Thursday, November 15, 2007

"My son, give me thine heart, and let thine eyes observe my ways." Prov.23:26

I have always loved children. And I decided years ago as a teenager, while I was having loads of fun and winning the hearts of other people's kids, that when I became a mother, nobody would have more fun with my own kids than I would. I want to pass along my faith to them, so I must have their hearts. Jason and I keep constant vigil over their souls, their time, their play, their interests, their attitudes. They rarely spend the night away from home, even with their loving Christian grandparents. They stay with us all throughout every Sunday School and church service, and we "take" rather than "send" them most places. We are especially careful during times in our children's lives when we know the Lord is dealing with them about something. During those times, they stay with us, end of discussion. Jason and I aren't perfect, but the Lord will give us the grace to answer those difficult questions of life for our own kids, and we want them to always come home for advice. Therefore, we must have their hearts and their affections. This way of life just infuriates some people, and believe me I get called plenty of names ("fanatic", "overprotective", "overboard", "self-righteous", "holier than thou"), but my most important name at this point in life is "Mom", and I refuse to sacrifice what I clearly know is my God-given charge, to peer pressure.

So, if I'm going to insist that my kids spend the bulk of their time at our own house, I feel very obligated to make our home a fun, happy, pleasant place. I'm constantly searching for ways to milk every ounce of fun from each week that passes by. You might catch me jumping on the trampoline (which I can't do right now in my delicate condition), riding toy motorcycles, playing Old Maid, making play-doh, reading aloud a good book, "skating" in sock feet, building a tent, baking cookies, making gingerbread houses, calling off school unexpectedly, singing silly songs, posing for crazy
pictures , giving cooking lessons, planning play days with friends, planning unique and elaborate birthday parties, sword fighting, and any number of completely undignified activities. One of our most fun activities, is dress-up. My poor, deprived children have never been Trick-or-Treating, but we have never needed a national holiday to have fun. Through the years, the kids have been superheroes, hobbits, Robin Hood, cowboys, Daniel Boone, Davy Crockett, Captain Hook, Peter Pan, Wendy, Annie Oakley, The Lone Ranger, Tonto, knights, princesses, Narnia heroes, kings, queens, soldiers, Indians, pilgrims, ...the list goes on and on.

From our love of dress-up and history role-playing, came the idea of History Day. We get together each year with other homeschool families and pick someone from history to dress up as, and present a lesson about his or her life.
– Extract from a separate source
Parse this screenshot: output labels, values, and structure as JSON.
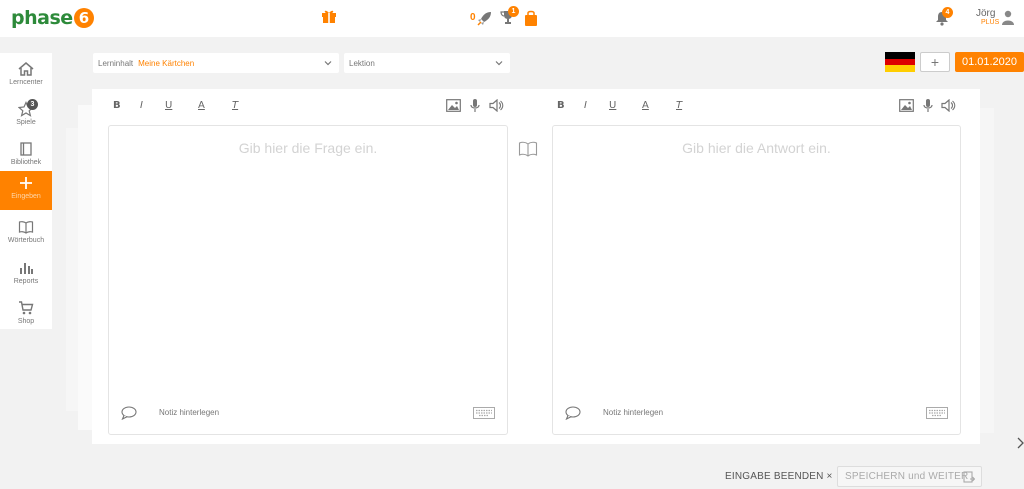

Below are a few snapshots: Stonewall Jackson, Sacagawea, and some little Crusader Knights. (Check out my friend Melanie's blog for another report.)

(Click to enlarge this pic above of Bub and make note of his perpetually dirty mouth! )

It's a lot of work on my part, preparing and opening our home to a house full of excited children. Tuesday evening, after this year's event, Caleb came and sat in my lap and said, "Mom, I know this was hard on you this year, being pregnant and all, but I want you to know that I really appreciate all your hard work. It was so much fun, and we'll never forget this day." Well, a heart string was tied and a memory was made, so my hard work was definitely worth it.


Deborah said...

You are an inspiration to me. After homeschooling for 17 years now, I have forgotten the beauty of so many things that you mentioned in this, a fun day off...I'm about in tears. Thank you, thank you, thank you. This IS the only way to keep our children's've given me lots to pray about. Thank you, Tara.

Melanie said...

Thanks for allowing our family to share in the fun. Thanks also for the inspiration.